Hendek sıçanlar I. Dünya Savaşı sırasında büyük bir problemdi. Bu süre zarfında, savaştaki her siper hattını doğudan batı cephelerine istila ettiler. Sıçanlar, siperlerdeki askerleri zayıflatan ve öldüren hastalıklar taşıyordu ve bazı hesaplar siper farelerinin kendilerini savunamayan yaralı askerleri saldırdığını, öldürdüğünü ve yediğini söylüyor.

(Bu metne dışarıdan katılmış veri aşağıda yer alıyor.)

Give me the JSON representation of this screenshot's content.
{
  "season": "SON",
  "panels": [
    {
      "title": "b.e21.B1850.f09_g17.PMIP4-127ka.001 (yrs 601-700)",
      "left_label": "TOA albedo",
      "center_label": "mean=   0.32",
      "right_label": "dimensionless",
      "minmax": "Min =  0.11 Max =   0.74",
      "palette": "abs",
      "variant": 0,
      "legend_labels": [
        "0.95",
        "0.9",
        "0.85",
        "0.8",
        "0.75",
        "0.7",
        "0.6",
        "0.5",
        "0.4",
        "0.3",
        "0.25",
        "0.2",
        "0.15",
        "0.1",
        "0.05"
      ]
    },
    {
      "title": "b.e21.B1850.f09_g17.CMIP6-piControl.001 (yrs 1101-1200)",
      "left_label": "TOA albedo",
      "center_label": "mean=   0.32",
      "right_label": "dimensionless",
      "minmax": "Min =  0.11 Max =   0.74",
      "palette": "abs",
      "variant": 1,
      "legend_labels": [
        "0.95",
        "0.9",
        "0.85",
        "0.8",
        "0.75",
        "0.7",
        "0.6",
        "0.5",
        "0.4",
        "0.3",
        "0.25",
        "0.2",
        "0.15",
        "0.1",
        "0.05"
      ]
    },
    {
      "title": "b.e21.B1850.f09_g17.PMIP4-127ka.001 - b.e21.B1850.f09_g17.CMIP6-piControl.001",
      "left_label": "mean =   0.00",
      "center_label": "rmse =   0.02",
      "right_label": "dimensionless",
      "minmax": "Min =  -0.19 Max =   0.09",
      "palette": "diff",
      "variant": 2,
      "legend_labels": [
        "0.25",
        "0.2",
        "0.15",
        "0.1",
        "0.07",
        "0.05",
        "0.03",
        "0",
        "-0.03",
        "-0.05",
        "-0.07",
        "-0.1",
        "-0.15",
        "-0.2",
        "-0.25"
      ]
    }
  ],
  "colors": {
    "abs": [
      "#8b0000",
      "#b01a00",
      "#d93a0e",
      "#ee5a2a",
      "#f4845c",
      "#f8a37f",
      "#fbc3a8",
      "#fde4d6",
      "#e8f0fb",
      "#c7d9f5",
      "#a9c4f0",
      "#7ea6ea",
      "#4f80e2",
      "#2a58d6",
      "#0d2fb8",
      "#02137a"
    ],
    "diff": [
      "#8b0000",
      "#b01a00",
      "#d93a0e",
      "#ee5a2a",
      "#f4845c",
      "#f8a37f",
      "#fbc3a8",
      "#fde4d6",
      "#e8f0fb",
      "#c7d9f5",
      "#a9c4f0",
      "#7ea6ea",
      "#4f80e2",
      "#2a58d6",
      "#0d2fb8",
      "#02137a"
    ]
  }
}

Kemirgenler açlıktan ölmekte olan ve ölmekte olan erkeklerden siper çizgileri arasındaki kimsesiz topraklarda beslenirler ve askerler tarafından siperlerde bırakılan yiyecek artıklarını temizlerlerdi. Sıçanlarda ateş etmek yasak olsa da, cephaneyi boşa harcadığı için, fare avcılığı bir tür spor haline geldi. Askerler süngecilerin sonuna domuz pastırması parçaları yerleştirdiler; böylece sıçanları vurmak ya da şişirmek için yaklaştırdılar.
Bir çift yetişkin sıçan, bir yıl içinde 800 ila 900 genç arasında üreyerek, savaş alanının her tarafında farelerin çoğalmasına neden olabilir. Bazı hesaplar, siper farelerin kediler kadar büyüdüğünü göstermektedir. Sıçanlar ayrıca, siper ateşi ile ilişkili olan kürklerinde bit taşıdılar. Hastalık ölümcül olmamakla birlikte, üç ay boyunca bir askerin etkisiz kalmasına neden oldu.